While New Delhi has denied any involvement in a blockade, the fact remains that this has remained an issue in Nepal. In 2017, Nepal signed on to the BRI, which was followed by the historic visit of President Xi Jinping to Kathmandu.
It is very important to remember the context of growing Nepal-China ties.
Sputnik: How should India react to these increasing engagements between China and Nepal under the BRI framework?
Lama: One reaction would be to condemn it. There is already some western propaganda that the Pokhara International Airport would turn into another Hambantota port. Such sort of propaganda is never going to work.
These sort of insinuations about BRI-funded projects haven’t and will not affect China and the BRI.
I believe that the most critical reaction for India would be come up with a grander connectivity and infrastructure initiative in Nepal which China is already doing there under the BRI framework.
On India’s part, an important measure could to be to expedite the enforcement of the BBIN MVA framework which was signed in 2015. India is the main theater of the sub-regional integration process in South Asia. It is sort of a meeting ground for Bangladesh, Bhutan, and Nepal.
(The Bangladesh-Bhutan-India-Nepal Motor Vehicle Framework agreement was signed among the four governments in Thimpu in 2015. It aims to regularize passenger, personal and cargo vehicular traffic between the four countries in a bid to facilitate regional integration. Bhutan is yet to ratify the pact).

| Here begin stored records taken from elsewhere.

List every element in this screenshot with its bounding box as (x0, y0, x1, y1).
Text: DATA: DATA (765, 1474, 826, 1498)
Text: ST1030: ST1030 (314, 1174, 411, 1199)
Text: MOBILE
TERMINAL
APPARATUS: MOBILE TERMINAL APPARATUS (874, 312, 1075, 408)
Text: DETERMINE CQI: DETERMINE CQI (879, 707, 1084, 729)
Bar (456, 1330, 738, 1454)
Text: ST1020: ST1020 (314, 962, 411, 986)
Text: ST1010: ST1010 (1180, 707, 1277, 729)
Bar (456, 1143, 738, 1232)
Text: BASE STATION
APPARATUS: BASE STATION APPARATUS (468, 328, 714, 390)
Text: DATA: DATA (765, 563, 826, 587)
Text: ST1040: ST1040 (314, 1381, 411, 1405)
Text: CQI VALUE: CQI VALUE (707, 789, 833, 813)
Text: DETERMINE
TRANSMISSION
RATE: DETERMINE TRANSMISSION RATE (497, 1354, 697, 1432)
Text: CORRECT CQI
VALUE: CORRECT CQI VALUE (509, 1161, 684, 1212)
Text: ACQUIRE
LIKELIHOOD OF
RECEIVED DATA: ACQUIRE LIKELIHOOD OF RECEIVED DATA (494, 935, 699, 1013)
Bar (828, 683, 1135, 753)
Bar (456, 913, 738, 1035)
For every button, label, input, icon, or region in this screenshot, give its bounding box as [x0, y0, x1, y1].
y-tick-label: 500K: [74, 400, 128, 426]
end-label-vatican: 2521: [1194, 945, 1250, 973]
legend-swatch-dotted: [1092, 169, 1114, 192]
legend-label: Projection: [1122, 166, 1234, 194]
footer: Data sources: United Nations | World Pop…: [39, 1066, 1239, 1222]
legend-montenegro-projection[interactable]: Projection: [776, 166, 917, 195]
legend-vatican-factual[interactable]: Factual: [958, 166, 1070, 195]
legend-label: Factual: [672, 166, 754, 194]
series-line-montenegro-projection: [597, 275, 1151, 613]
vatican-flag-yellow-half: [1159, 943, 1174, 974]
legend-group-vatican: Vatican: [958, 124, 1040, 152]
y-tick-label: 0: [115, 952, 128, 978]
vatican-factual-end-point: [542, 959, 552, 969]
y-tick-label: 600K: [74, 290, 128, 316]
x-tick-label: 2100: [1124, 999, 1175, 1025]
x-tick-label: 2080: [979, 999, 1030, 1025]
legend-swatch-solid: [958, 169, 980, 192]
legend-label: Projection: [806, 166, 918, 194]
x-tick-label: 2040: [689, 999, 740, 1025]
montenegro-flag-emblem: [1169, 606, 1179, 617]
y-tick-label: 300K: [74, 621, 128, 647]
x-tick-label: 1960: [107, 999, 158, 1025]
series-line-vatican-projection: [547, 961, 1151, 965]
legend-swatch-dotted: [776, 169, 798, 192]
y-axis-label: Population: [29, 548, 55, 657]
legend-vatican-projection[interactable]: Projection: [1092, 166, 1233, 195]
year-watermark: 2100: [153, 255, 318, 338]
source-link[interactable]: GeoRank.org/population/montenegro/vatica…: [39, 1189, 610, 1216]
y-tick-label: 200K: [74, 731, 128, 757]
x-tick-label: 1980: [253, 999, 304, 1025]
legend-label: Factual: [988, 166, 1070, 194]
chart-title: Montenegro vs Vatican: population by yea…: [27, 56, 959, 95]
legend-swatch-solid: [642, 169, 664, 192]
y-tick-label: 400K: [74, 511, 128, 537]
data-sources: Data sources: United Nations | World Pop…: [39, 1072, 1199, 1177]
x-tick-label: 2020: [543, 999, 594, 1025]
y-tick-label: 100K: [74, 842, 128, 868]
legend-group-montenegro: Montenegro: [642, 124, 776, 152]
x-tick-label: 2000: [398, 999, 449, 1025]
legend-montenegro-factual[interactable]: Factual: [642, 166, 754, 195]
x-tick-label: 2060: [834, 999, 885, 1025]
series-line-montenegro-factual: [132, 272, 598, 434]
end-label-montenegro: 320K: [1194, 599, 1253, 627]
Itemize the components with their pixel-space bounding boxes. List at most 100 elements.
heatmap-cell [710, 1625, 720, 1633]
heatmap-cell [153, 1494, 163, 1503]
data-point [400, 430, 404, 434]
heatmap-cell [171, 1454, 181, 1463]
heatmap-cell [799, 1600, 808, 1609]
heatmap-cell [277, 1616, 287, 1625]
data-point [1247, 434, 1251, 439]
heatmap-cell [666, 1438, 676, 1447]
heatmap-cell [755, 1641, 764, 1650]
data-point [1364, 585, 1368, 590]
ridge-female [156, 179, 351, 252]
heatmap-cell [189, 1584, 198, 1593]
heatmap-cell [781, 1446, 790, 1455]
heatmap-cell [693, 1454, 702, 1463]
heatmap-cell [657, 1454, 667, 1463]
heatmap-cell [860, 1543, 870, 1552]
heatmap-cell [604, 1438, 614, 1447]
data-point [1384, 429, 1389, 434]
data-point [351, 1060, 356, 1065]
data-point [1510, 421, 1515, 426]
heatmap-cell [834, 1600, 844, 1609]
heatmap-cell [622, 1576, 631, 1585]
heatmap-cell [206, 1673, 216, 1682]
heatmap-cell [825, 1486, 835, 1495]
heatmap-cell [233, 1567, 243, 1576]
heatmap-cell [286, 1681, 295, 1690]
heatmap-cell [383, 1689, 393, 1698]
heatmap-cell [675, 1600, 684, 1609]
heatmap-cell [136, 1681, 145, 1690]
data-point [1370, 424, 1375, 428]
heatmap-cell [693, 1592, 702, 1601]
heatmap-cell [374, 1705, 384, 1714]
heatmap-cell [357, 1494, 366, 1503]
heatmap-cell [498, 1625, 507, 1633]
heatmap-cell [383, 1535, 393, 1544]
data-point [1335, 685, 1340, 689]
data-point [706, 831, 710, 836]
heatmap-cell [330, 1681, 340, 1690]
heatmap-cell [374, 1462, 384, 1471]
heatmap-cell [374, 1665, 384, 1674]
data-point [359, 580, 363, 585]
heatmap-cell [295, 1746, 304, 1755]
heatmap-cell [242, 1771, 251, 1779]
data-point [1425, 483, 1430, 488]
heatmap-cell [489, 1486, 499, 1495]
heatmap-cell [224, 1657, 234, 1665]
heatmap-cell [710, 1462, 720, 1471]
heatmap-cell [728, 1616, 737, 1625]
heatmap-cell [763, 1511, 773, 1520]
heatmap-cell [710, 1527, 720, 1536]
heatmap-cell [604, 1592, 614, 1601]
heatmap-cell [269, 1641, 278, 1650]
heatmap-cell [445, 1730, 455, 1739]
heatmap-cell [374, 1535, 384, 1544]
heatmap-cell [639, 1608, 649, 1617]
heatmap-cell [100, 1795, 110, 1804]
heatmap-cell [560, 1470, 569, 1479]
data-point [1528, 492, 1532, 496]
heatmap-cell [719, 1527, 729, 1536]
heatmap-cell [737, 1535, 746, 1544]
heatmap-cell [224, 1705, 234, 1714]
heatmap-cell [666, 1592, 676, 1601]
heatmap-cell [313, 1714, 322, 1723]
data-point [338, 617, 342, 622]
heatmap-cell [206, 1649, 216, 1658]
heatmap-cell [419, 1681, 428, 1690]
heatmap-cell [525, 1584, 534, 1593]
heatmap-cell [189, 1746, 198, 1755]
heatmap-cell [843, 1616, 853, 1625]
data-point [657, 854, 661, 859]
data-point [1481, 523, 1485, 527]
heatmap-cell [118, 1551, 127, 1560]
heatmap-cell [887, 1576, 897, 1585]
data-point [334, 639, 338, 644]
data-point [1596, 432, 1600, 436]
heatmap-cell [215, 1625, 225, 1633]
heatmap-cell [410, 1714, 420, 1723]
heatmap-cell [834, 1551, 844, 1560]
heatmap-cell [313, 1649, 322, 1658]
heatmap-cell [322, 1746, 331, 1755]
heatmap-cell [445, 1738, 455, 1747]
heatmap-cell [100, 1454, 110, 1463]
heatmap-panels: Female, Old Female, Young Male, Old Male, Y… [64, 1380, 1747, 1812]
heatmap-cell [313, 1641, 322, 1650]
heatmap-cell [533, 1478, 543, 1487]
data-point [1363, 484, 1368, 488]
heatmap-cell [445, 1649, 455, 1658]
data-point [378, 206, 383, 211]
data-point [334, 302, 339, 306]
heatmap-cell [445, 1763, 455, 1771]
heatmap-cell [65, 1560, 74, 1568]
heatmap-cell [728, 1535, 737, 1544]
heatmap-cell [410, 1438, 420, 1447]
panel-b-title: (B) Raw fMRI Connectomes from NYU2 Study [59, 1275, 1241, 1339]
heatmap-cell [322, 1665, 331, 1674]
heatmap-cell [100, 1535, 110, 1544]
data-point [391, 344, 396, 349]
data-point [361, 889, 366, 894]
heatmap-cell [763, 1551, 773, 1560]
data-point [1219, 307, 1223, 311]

The Indian government should incentivize the other three nations to use Indian transport infrastructure, Indian ports as well as the Indian market. The BBIN network should be integrated with the India-Myanmar-Thailand (IMT) trilateral highway to ensure that Nepal, Bhutan, and Bangladesh have direct overland connectivity to Southeast Asia.
The official status of Nepal, Bangladesh, and Bhutan in India’s "Act East Policy" must be upgraded.
In a way, these processes would ensure that Nepalis get access to a much larger and different market in South and Southeast Asia. The combined size of the market would be much bigger than what China is offering to Nepal under the BRI framework.
Any Bangladeshi exporter would be keen to use the overland route to Southeast Asia than accessing those markets by passing the southern coast of India as they are doing now.
I believe that this should be the way ahead and the government of India is already involved in efforts to upgrade the infrastructure and connectivity in the northeastern part of the country under the Act East Policy.
No other country besides India has the capability to integrate South Asia with Southeast Asia.